The European Central Bank did not cut interest rates at its monthly policy meeting on Wednesday, making it clear to eurozone governments that they have to do more to solve the bloc’s debt crisis.
Draghi said it was wrong for the ECB to fill a policy vacuum created by others and that there would be no quid pro quo between the central bank and governments.
“There is no sort of horse trading here,” he told a news conference.
“Some of these problems in the euro area have nothing to do with monetary policy … and I don’t think it would be right for monetary policy to fill other institutions’ lack of action.”

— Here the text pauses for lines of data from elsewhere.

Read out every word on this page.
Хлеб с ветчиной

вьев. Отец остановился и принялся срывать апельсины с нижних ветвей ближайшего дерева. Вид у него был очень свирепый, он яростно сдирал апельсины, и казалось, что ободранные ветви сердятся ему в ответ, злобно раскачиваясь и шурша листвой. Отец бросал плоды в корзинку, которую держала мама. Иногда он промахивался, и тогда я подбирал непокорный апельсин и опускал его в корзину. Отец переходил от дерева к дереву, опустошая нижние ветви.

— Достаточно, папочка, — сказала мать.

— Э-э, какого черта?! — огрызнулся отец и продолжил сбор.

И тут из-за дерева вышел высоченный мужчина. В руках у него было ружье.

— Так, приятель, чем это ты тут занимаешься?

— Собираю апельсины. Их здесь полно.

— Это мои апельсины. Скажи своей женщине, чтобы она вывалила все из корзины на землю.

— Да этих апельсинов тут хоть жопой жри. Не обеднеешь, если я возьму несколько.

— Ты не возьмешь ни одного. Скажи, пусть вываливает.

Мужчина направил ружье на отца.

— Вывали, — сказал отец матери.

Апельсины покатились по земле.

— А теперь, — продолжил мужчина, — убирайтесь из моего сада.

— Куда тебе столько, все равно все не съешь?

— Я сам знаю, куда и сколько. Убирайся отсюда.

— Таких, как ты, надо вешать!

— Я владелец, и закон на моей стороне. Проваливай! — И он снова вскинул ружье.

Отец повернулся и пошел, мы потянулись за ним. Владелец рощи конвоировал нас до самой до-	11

The benchmark cost of borrowing for the 17 eurozone countries remains at a record low of 1.0 percent, but still above that of other major economies.
The ECB left its growth forecast for this year unchanged, but ECB President Mario Draghi said the region is under increasing threat: “Economic growth in the euro area remains weak, giving rise to increased downside risks to the economic outlook. Ongoing tensions in some euro area sovereign debt markets, and their impact on credit conditions, are expected to continue to dampen the underlying growth momentum.”
With increasingly signs that Spain’s banking problems are opening a new front in the debt crisis, Draghi was asked if the eurozone’s bailout fund, the European Financial Stability Fund should be allowed to help Spanish banks directly.
He hedged and said that should be based on a “realistic assessment of banks’ needs” adding the ECB can’t push governments into accessing the fund.
Draghi also talked down the idea of the ECB injecting more money into the banking system as it did earlier this year with low cost loans. He said the issue was whether they would be effective.
The respite the ECB bought the euro zone early this year by injecting over one trillion euros into its banking system with twin three-year loan operations (LTROs) has faded, with borrowing costs for troubled countries such as Spain soaring again.